One Sweet Fable

I was sitting in meditation a couple of days ago and for some reason I kept seeing images of ants popping in and out with the Ten Ox Herding Pictures. The images dominated most part of my one-hour sitting so I took this as a sign that I needed to flush them out into the open.

Here’s the result. I can’t think of a good title. So I’ll just call it, “One Sweet Fable”.

#1 Lost and Seeking

wandering away
despair, confusion, searching
however which way

#2 Following the Trail

smelling its fragrance
following a trail of hope
with sense of delight

#3 Perceiving

catching a glimpse of
the source on top of a hill
its visible side

#4 Tasting

touching and smelling
feeling, listening, tasting,
still unsatisfied

#5 Dragging

dragging and towing
wanting to claim the bounty
pushing and pulling

#6 Moving

as it starts to move
ride or get out of its way?
down the hill it goes

#7 Movement

riding the bounty
only the sense of movement
rolling down, down, down

#8 ?!



#9 The Return

awareness returns
someone else is out there too
what just happened here?

#10 The Company

a small group appears
followed the scent of the first
to help lift the gift

#11 Returning to the Collective

and they all hike back
with their bounty to share its
one taste of sweetness


Commentary

“One Sweet Fable” is a variation of the classic Ten Ox Herding Pictures. They’re essentially similar frame by frame except for a little twist near the end and the addition of an 11th frame. The classic Ten Ox Herding Pictures is a hero journey that one takes on the path to awakening. The myth of the hero is universal across cultures. It has been the predominant paradigm: a lone person going out on a quest and returning back to the world with the good news. This has been the model for most spiritual traditions, like Moses, the Buddha, Christ, and other founders of great religions and spiritual movements.

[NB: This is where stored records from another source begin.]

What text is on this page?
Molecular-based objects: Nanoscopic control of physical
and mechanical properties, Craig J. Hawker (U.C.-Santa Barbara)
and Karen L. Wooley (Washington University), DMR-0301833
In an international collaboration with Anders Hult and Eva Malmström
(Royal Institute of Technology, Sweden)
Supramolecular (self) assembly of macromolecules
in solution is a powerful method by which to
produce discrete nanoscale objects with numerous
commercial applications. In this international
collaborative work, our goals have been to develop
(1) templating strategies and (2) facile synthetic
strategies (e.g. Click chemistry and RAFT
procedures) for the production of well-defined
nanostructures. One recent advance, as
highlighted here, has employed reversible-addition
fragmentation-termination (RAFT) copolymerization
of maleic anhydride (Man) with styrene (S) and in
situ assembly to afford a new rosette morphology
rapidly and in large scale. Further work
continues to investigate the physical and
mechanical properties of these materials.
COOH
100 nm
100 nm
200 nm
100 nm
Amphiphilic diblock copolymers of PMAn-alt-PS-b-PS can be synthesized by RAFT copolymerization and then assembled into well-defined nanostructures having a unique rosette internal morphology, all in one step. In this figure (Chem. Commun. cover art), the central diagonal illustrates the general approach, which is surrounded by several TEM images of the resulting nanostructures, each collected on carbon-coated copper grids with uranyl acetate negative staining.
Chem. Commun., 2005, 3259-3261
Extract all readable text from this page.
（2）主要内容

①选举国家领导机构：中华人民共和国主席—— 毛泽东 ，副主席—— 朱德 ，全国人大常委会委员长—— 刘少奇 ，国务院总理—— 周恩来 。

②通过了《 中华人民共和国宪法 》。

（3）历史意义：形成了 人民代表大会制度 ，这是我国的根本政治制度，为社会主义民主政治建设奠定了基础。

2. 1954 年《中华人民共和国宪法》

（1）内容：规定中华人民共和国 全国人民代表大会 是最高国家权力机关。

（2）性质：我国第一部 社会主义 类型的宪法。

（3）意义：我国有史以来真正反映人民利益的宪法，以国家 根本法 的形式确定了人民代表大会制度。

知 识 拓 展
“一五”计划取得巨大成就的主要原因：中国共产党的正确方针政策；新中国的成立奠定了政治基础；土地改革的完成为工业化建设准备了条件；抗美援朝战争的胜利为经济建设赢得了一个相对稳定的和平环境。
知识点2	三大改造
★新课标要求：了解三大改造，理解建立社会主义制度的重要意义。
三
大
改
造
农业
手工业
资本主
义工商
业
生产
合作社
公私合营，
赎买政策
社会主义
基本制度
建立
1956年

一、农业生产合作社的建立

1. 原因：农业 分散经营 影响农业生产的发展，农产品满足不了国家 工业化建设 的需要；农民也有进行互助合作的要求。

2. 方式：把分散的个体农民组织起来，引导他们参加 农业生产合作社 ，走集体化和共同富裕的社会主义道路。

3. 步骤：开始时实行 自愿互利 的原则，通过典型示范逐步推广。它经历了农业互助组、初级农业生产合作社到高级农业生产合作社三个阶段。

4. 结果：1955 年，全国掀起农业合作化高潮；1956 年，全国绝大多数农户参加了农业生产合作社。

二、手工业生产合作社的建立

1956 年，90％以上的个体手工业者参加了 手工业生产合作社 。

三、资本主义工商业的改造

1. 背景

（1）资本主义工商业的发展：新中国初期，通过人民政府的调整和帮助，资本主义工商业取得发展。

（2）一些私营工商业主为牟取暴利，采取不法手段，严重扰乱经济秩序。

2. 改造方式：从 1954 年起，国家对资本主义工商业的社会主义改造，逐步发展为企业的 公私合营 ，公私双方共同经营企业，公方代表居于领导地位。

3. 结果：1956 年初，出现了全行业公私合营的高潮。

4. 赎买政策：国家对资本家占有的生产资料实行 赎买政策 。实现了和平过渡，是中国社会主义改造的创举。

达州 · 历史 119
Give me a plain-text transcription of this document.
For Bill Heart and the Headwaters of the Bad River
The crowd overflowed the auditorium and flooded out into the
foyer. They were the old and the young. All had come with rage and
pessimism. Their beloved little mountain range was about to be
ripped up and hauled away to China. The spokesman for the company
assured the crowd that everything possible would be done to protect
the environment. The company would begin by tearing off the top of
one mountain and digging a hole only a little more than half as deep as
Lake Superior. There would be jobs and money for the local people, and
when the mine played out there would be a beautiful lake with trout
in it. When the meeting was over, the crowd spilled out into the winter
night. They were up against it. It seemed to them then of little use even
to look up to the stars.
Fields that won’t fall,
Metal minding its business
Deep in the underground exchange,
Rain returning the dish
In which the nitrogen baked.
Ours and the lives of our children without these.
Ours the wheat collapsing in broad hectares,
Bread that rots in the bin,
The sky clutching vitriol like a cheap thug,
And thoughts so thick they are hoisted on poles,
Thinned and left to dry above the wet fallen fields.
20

However, I think that, when it comes to the story of enlightenment, the hero paradigm is at best only partially true. The myth of the hero is useful when viewed from the perspective of the individual (e.g. our own subjective point of view ), but when viewed from the perspective of a collective, we see that the hero is in actuality a small spark in the turning of the wheel of awakening.

In the classic Ten Ox Herding Pictures, the story ended when the hero returned to the marketplace to spread the good news to all those who would care to listen. In “One Sweet Fable”, there’s a twist to the story. Those who are familiar with spiritual literature understand that the spiritual hero (e.g. enlightened sages, founders of great religions) almost always started teaching within a small group. The Buddha taught to a small group of monks, Christ had his disciples, and modern sages were reluctant teachers who were sought out by a small group of devoted people to come out in the open. Shinzen Young captured this concept beautifully when he said, “When the teacher is ready, the students appear.” And that’s what frames #9 and #10 are all about.

The myth of the hero will always be part of our collective psyche. But in our hyper-connected world where all spiritual teachings are always-already available and accessible to a large number of people, the myth of the hero takes a backseat to the myth of the small collective. And it’s through these small collectives, not the second coming of a solitary mythological figure, that the expression of the Divine will foster many awakenings.

Michael Bauwens put it succinctly: “The next Buddha will be a collective.” What is Enlightenment? magazine called this, “Collective Intelligence: The Next Step in Human Evolution.” What better way to represent this collective intelligence than the most eusocial creatures here on this planet: ants.